14. yuzyila dogru monarsinin kuruldugu yillarda ingilizce soylular arasinda hep ikinci planda ve yine fransizca hakimiyeti var.
richard ll ile henry iv de de durum ayni, ana dil fransizca ama ingilizce biliyorlar.
adada ilk defa henry v halk arasinda konusulan ingilizce dilini kullanilmasini onemsiyor. adli sisteminin resmi dilini ingilizce olarak ilan ediyor, devlet yazismalarini ingilizce yaptiriyor.
daha da oncesine 11. yuzyila gidersek william the conqueror ile baslayan ve 15. yuzyilin basina kadar adada hakimiyet saglayan ama anadili fransizca olup ingilizce bilmeyen bir cok kral var.
bir diger ilginclik ise iskoclarin 1500 lu yillarin basinda son krali olan james iv in anadili ingilizce olmasina ragmen iskoclarin dili olan gaelic ogrenip onu konusuyor. iskoc gibi yasiyor. tabii adam bunun yaninda fransizca, almanca, flemenkce, italyanca, ispanyolca ve latince de biliyor. kenidisinden sonra topraklarin ingiltere ye baglanmasiyla iskoclarin dili tamamen ingilizce oluyor.
son olarak iskoclarin neden ingilizce konusmalarinin nedenini de anlatayim.
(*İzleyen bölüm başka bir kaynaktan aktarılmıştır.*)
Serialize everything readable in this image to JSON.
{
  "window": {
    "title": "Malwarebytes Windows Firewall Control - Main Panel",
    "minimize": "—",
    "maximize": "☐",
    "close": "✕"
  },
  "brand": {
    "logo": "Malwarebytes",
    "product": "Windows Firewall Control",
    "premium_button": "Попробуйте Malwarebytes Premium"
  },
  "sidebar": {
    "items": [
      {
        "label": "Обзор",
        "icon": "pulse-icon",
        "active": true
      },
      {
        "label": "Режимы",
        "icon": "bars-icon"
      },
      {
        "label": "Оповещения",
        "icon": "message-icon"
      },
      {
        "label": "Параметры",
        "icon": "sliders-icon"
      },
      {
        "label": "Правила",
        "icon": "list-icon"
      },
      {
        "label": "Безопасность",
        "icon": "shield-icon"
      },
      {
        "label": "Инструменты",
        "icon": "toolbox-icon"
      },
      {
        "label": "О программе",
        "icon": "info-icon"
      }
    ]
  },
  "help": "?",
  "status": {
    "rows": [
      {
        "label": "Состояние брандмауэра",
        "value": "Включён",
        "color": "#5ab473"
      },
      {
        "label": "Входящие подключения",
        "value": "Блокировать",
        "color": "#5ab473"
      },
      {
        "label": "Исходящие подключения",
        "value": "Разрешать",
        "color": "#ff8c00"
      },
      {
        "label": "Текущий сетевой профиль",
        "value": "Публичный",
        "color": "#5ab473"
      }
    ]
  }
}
Shakespeare in Macbeth eserinde adi Donaldbain olarak gecen ve 11. yuzyilda hukum suren son ana dili gaelic olan iskoc krali Domnall Ban yegeni edgar tarafindan gozleri daglanip hapse atiliyor, kendisi burada oluyor. edgar iskoc soylusu olmasina ragmen babasi malcolm lll canmore ingiltere de yetistirilmis biri ve siki bir ingiliz hayrani. ogullari da onun gibi bir hayran ki edgar 3 kardesi ile birlikte iskocya tahtinda iken iskoclarin anglolastirilmasi politikasini guduyor ve halkin ingilizce ile fransizca ogrenip konusmasina cabaliyor. boylece ingilizce resmi kanaldan iskoclar arasinda yayginlastiriliyor.
evet soylular arasinda makbul demek daha dogrudur, dusundugumu yaziya dokerken hata yapmisim.
bir alman prensin tahta oturma hikayesinin temelinde mezhep catismasi yatar. kralice anne tahta gecerken kilise katolik oldugu icin onu desteklerken, parlamento tahta akrabalik yuzunden hakki olan alman prens yani george l in annesi sophia yi protestan oldugu icin destekler. anne tahta gectikten sonra varisinin belirlenmesinde ingiliz parlamentosu etkin olmustur. zira anne destekcisi iskocya parlamentosunu mali yaptirimlar ile tehdit eden ingiliz parlamentosu bu isin sonunda buyuk bir ise imza atar ve her iki parlamentoyu birlesik krallik parlamentosu adi altinda londra da birlesir. neyse annesi sophia nin tahta gecemeden olmesi uzerine george l bir sonraki taht varisi olarak parlamento tarafindan belirlenir. kralice anne oldukten sonra ingilitere ye gelip tahta gecer.
great vowel shift olayi ise gunumuz ingilizcesindeki sesli harflerin ve sesli harf gruplarinin okunusunun sekillendirilmesi icin yapilan ve 1400 den baslayip 1700 ve 1900 yillarin basina kadar suren bir dil duzenlemesidir. evet, fransizcanin agir baskisi krimak, seslerin fransizcalasmasi gidermek, fransizcadan ithal edilen ve karsiligi olmayan kelimelerin ingilizcelerinin uretilmesi de bir yandan bu harekete dahil olur.
mesela see(gormek) kelimesi 1400 lu yillarda see(turkce) seklinde okunurken the shift sonrasi ee grubu i: okunusuna evrilmis ve sii(turkce) olarak telaffuz edilir omus.